I have a bind9 DNS container running on 10.64.128.53, which is on the docker network "servers" on the subnet 10.64.128.0/24. this works fine and if I run:
nslookup google.com 10.64.128.53
I get the output:
Server: 10.64.128.53
Address: 10.64.128.53#53
Non-authoritative answer:
Name: google.com
Address: 216.58.193.142
When I run the same command in a docker container: docker run --rm -it --network servers --dns 10.64.128.53 alpine nslookup google.com 10.64.1 28.53
I get the output:
Server: 10.64.128.53
Address: 10.64.128.53:53
Non-authoritative answer:
Name: google.com
Address: 216.58.193.142
This is expected
Now if I run: docker run --rm -it --network servers --dns 10.64.128.53 alpine nslookup google.com
I get the output:
nslookup: write to '127.0.0.11': Connection refused
;; connection timed out; no servers could be reached
This doesn't make much sense to me because I specified my docker DNS server but I'm assuming that docker runs it through an internal proxy on 127.0.0.11. This would be great if I was using it but I don't need it.

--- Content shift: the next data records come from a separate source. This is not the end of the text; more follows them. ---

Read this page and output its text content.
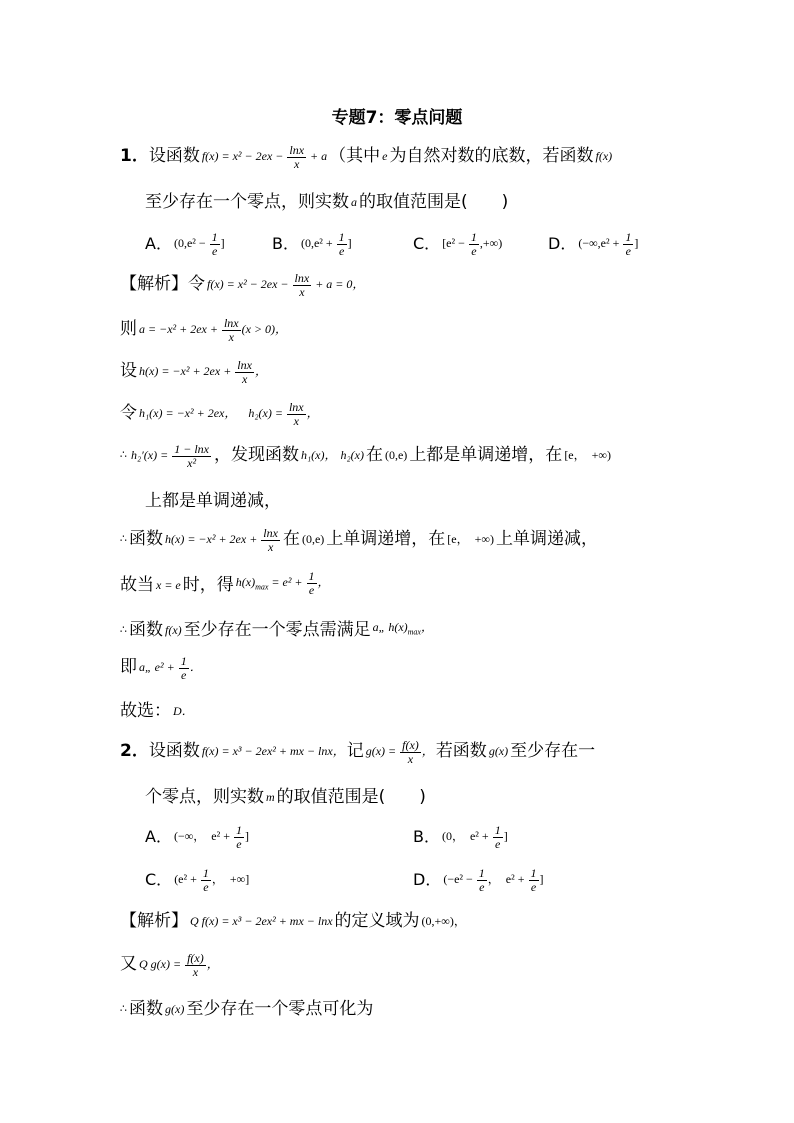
专题7：零点问题
1． 设函数 $f(x) = x^2 - 2ex - \frac{\ln x}{x} + a$ （其中 e 为自然对数的底数，若函数 f(x)
至少存在一个零点，则实数 a 的取值范围是(　　)
A． ($0,e^2 - \frac{1}{e}$ ]	B． ($0,e^2 + \frac{1}{e}$ ]	C． [$e^2 - \frac{1}{e}$ ,+∞)	D． ($-\infty,e^2 + \frac{1}{e}$ ]
【解析】令 $f(x) = x^2 - 2ex - \frac{\ln x}{x} + a = 0$，
则 $a = -x^2 + 2ex + \frac{\ln x}{x} (x > 0)$，
设 $h(x) = -x^2 + 2ex + \frac{\ln x}{x}$ ，
令 h₁(x) = −x² + 2ex， $h_2(x) = \frac{\ln x}{x}$ ，
∴ $h_2'(x) = \frac{1 - \ln x}{\text{x²}}$ ，发现函数 h₁(x)， h₂(x) 在 (0,e) 上都是单调递增，在 [e，　+∞)
上都是单调递减，
∴ 函数 $h(x) = -x^2 + 2ex + \frac{\ln x}{x}$ 在 (0,e) 上单调递增，在 [e，　+∞) 上单调递减，
故当 x = e 时，得 $h(x)_{max} = e^2 + \frac{1}{e}$ ，
∴ 函数 f(x) 至少存在一个零点需满足 a„ $h(x)_{max}$，
即 a„ $e^2 + \frac{1}{e}$ ．
故选： D．
2． 设函数 f(x) = x³ − 2ex² + mx − lnx， 记 $g(x) = \frac{f(x)}{x}$ ， 若函数 g(x) 至少存在一
个零点，则实数 m 的取值范围是(　　)
A． (−∞，　$e^2 + \frac{1}{e}$ ]	B． (0，　$e^2 + \frac{1}{e}$ ]
C． ($e^2 + \frac{1}{e}$ ，　+∞]	D． ($-e^2 - \frac{1}{e}$ ，　$e^2 + \frac{1}{e}$ ]
【解析】 Q f(x) = x³ − 2ex² + mx − lnx 的定义域为 (0,+∞)，
又 Q $g(x) = \frac{f(x)}{x}$ ，
∴ 函数 g(x) 至少存在一个零点可化为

The best solution I can think of is overwriting /etc/resolv.conf with my DNS server but this seems like an awful solution. I saw this https://github.com/moby/moby/issues/19474#issuecomment-173093011 but can't get this working in nftables but I guess this is the only way because it seems the docker DNS server requires connections from 127.0.0.11:53
The host is Gentoo Linux, I know the networking works when iptables is installed. I see these errors in dockers's logs whenever I start a VM:
time="2022-01-25T03:08:56Z" level=warning msg="Failed to find iptables: exec: \"iptables\": executable file not found in $PATH"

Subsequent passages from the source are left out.